The longest of all Dredd mega-epics, however, is also the ultimate Dredd story for right now. “Day of Chaos” ran 48 episodes through 2011 and 2012, and is, in part, a story about Mega-City One becoming overwhelmed by a virus that initially presents as the common cold, and is ignored by complacent citizens as a result. Authorities attempt to quarantine people to keep them safe, but those attempts ultimately prove ineffectual, leading to death on a truly staggering scale.

Read all of our coronavirus coverage here.
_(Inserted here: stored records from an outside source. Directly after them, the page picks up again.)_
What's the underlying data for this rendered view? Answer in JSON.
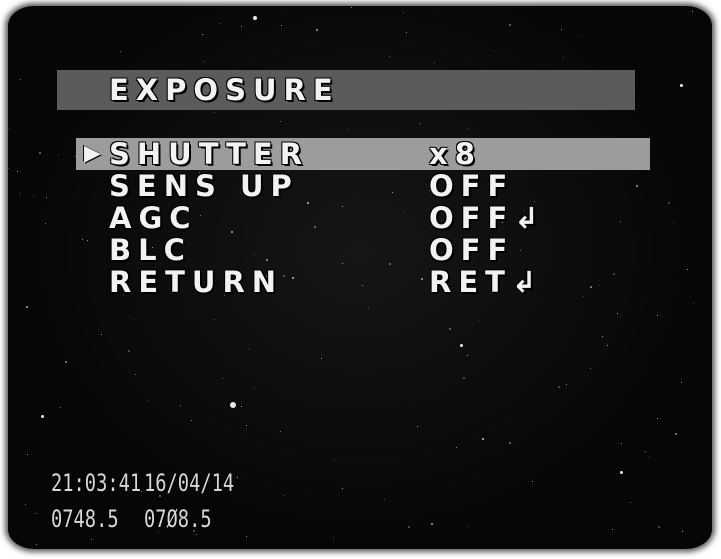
{
  "title": "EXPOSURE",
  "cursor_glyph": "▶",
  "menu": [
    {
      "label": "SHUTTER",
      "value": "x8",
      "selected": true
    },
    {
      "label": "SENS UP",
      "value": "OFF",
      "selected": false
    },
    {
      "label": "AGC",
      "value": "OFF↲",
      "selected": false
    },
    {
      "label": "BLC",
      "value": "OFF",
      "selected": false
    },
    {
      "label": "RETURN",
      "value": "RET↲",
      "selected": false
    }
  ],
  "overlay": {
    "time": "21:03:41",
    "date": "16/04/14",
    "line2_a": "0748.5",
    "line2_b": "07Ø8.5"
  },
  "colors": {
    "background": "#060606",
    "title_bar": "#5b5b5b",
    "selection_bar": "#9c9c9c",
    "text": "#f2f2f2"
  }
}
There’s a lot more to it—the virus in question, the so-called "Chaos Bug," is actually a form of biological terrorism, for one thing, and it’s part of a strategic attack against the city—but “Day of Chaos” is, at times, so in tune with the world today that it’s almost difficult to read. Conversations like, "Can we use that to fight it?" "Strict quarantine of all victims and potential victims—it might be possible" have a different impact today than when originally printed. And if scenes of crowds congregating and touching in old shows and movies make people uncomfortable now, watching mass graves being dug for plague victims feels even stranger, even worse, because of what's already happening and what could happen in the weeks to come.

Advertisement

Curiously, as disorienting and purposefully horrific as it is, "Day of Chaos" also captures parts of the experience of today that might not have seemed immediately obvious in advance: as the virus spreads, the story points out inefficiencies in testing—"Grand Hall can only spare two test teams. Probably pointless, anyway"—and the exhaustion felt by everyone as they deal with what’s happening. (It also identifies the surreal feeling that sheltering in place has created: "Inside the blocks it may be Hell on Earth. But out here—out here the Judges have largely regained control … There are the refugees. The bug victims. And people simply driven out by hunger and desperation. But for all that, the streets are strangely peaceful.")
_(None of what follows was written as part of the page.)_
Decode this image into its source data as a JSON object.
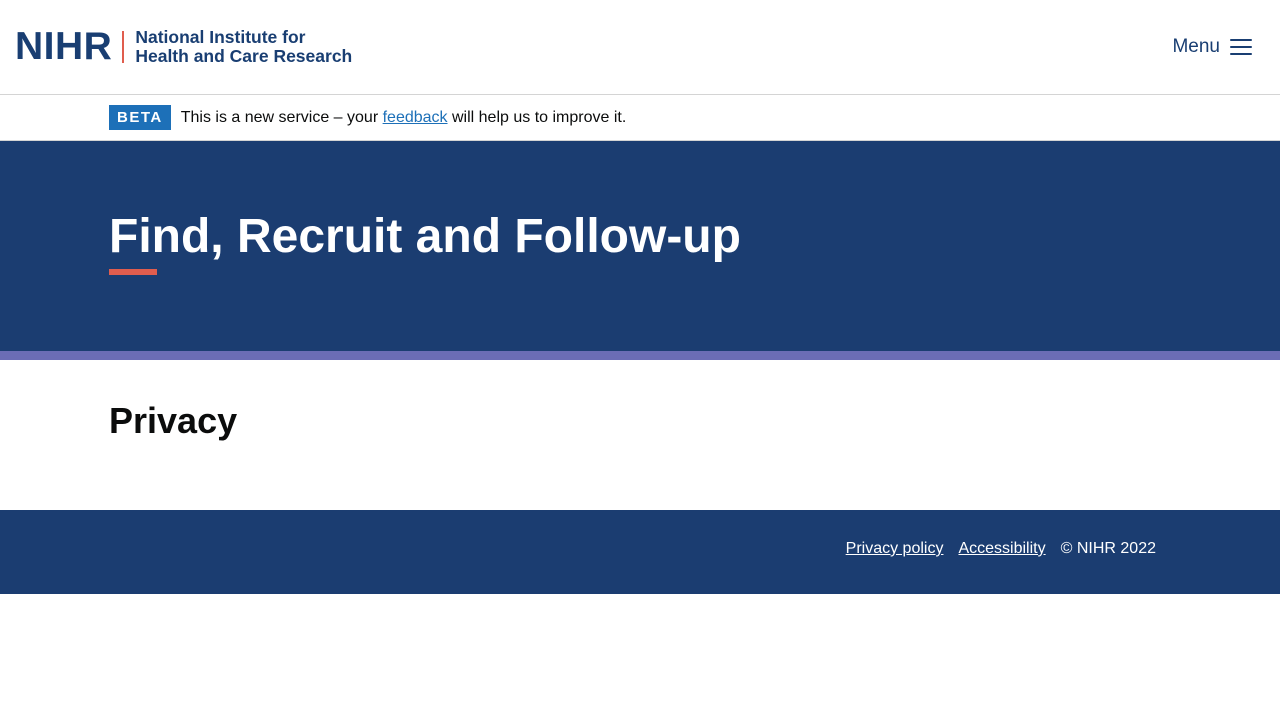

"Day of Chaos," as with so much of the accurate forecasting of Judge Dredd as a whole, is clearly not presented as an aspirational future, or something that humanity could reach if it applied itself hard enough. Instead, it's just a narrative of what might happen if a new, highly-contagious virus landed in an unsuspecting, and somewhat unprepared, region. In that respect, it’s another mirror of the world right now, where it seems the worst-case scenarios often come true, and everyone just has to deal with the outcome.